Es gäbe über die Stationen auf diesem Weg noch viel zu berichten, etwa über den ganz gewiß nicht einfachen Zwei-plus-Vier-Prozeß. Diese einfache Formel verbirgt die enorme Dramatik all dessen, was in jenen wenigen Monaten geschah. Es ist gut, daß wir jetzt, an Deinem 70. Geburtstag, einen Moment innehalten und uns über den Geburtstag hinaus noch einmal gemeinsam dankbar daran erinnern, daß uns dieses Geschenk zuteil wurde.

 

Ich danke Dir, Hans-Dietrich, für Dein Engagement, für Deine gute Kameradschaft, für Deine stets freundschaftliche Zuwendung und für manchen guten Rat. Wir haben uns auch immer wieder einmal kräftig gestritten - schon allein wegen der Zusammenarbeit zweier kleiner, liebenswerter Parteien ... Das hat aber nichts daran geändert, daß ich mich heute darüber freue, daß ich diese Rede auf Dich halten kann. Wir durften gemeinsam eine erfolgreiche Wegstrecke zurücklegen. Dafür bin ich ganz besonders dankbar.

 

Ich gratuliere Dir ganz herzlich und ich danke vor allem auch Dir, Bärbel, für Dein Mittun. Mit einem Politiker verheiratet zu sein, ist immer schwierig. Mit einem reisenden Außenminister verheiratet zu sein, ist noch sehr viel schwieriger - vor allem dann, wenn er daheim auch noch Arbeitsfrühstücke veranstaltet - mit all dem, was dazugehört.
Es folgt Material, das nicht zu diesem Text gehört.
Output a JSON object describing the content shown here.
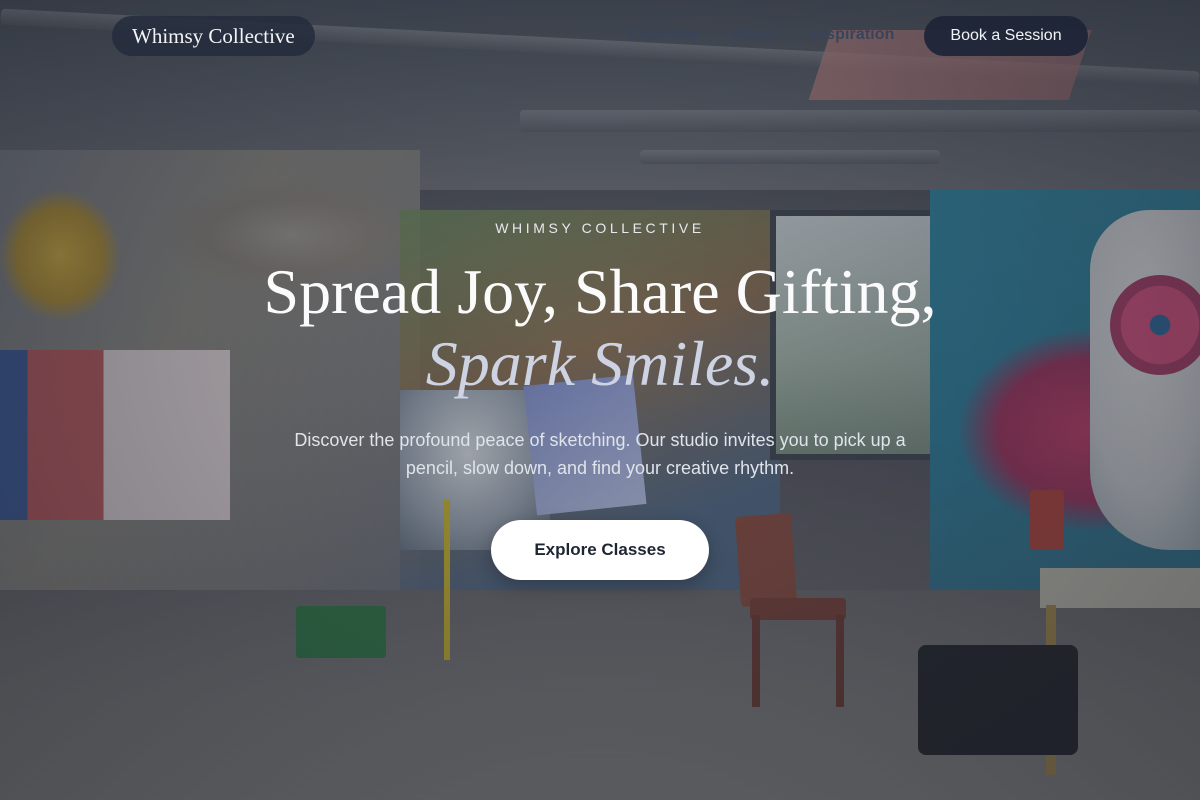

Ich danke Dir, Bärbel, vor allem auch für dieses Mittragen und Mitertragen. Ich wünsche Euch beiden, Deiner Tochter, Deinem Schwiegersohn und den Enkeln noch viele gute und gesegnete Jahre, Glück und Gesundheit.

 

 

 

Quelle: Bulletin der Bundesregierung. Nr. 27. 8. April 1997.